Beyond this point there is a significant step-change in estimated costs with a range of at least between $7/GJ and $9/GJ. This is an important observation as it represents a material deviation from historical pricing of closer to $3/GJ.

And while all this was happening, gas prices globally fell substantially. Given east-coast gas resources are now ‘linked’ to the global gas market through the LNG export facilities, it is this global price that guides new investment in domestic gas production. A subdued global gas price means gas producers have little incentive (and cash flow and balance sheet strength) to finance expansion of production. The result of a slowdown in gas production activity is a gap between what is being produced and what is required to satisfy both domestic consumption and the LNG export facilities. This is shown in the Figure below.


So, what are the options for fixing this problem?

Four options for addressing the lack of supply relative to demand are considered in the paper. There are:

  • the Commonwealth Government’s Australian Domestic Gas Security Mechanism;
  • expanding domestic supply;
  • importing LNG; and
  • expanding pipeline infrastructure to connect interstate gas reserves to the east-coast.

The paper presents simplified partial equilibrium analysis (i.e. demand and supply curves) to demonstrate how each of the options would impact on the market.

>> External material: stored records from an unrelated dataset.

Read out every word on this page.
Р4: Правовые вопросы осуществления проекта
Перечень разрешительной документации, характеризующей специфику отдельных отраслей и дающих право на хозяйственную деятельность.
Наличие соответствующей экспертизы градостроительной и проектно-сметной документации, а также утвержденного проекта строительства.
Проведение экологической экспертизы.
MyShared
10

  • Expanding domestic supply: Expanding supply is a logical solution to the problem. But in a world of low global LNG pricing, supply cannot expand when it is a function of the expected future stream of diminishing revenue from global gas pricing. As a price taker, Australian LNG producers face little incentive to expand production domestically when there is a subdued outlook for global gas pricing. If global LNG prices are high, expanded domestic supply may in fact be the best option. A paper by Paul Simshauser and I came to this conclusion a few years ago.
  • Importing LNG: In an environment with comparatively high international gas pricing, it would be improbable for gas import infrastructure to be utilised. However, in an environment of relatively low international gas pricing, import infrastructure of considerable capacity (relative to domestic gas consumption) may play a critical role in eliminating price differentials between Australian and international markets. The ‘price floor’ becomes the ‘price cap’.
  • Expanding interstate pipeline capacity: Some preliminary estimates of the cost of building a pipeline from Western Australia indicate it would be uneconomic when compared to importation infrastructure. Credit Suisse have estimated that transporting Western Australian gas to Victoria would result in pipeline tariffs of approximately $7.50 per GJ (around $6 per GJ for transportation to Moomba and a further $1.50 per GJ from Moomba to Melbourne). Assuming shipping and liquefaction costs of around $1.70 per GJ and $1.50 per GJ for life cycle import terminal costs, Credit Suisse estimate the ‘equivalent’ tariff for importing gas would be around $3.20 per GJ.


There have been significant unintended negative consequences due to the ‘lumpiness of capital allocation’ (i.e. the development of the LNG export industry) and the ‘temporal instability’ caused by a shift in global oil and gas pricing. The economic detriment being caused by these issues, manifesting through domestic gas supply shortfalls and comparatively high domestic gas prices, is only now being understood by policy makers. A recent paper by other Australian economists is worth reading in this context.

In my view, the most efficient and ‘no regrets’ economic solution at this point in time would be to allow market participants to develop gas import infrastructure. Such a development would ensure that the market price floor (created by LNG export capability) is also the market price cap.

Most importantly, development of gas import infrastructure would not involve government intervention and could therefore limit perceptions of sovereign risk. In the event that international oil and gas prices markedly increased, the economic risk associated with a stranded asset would sit with proponents of gas import infrastructure and not domestic gas users and producers (or the government).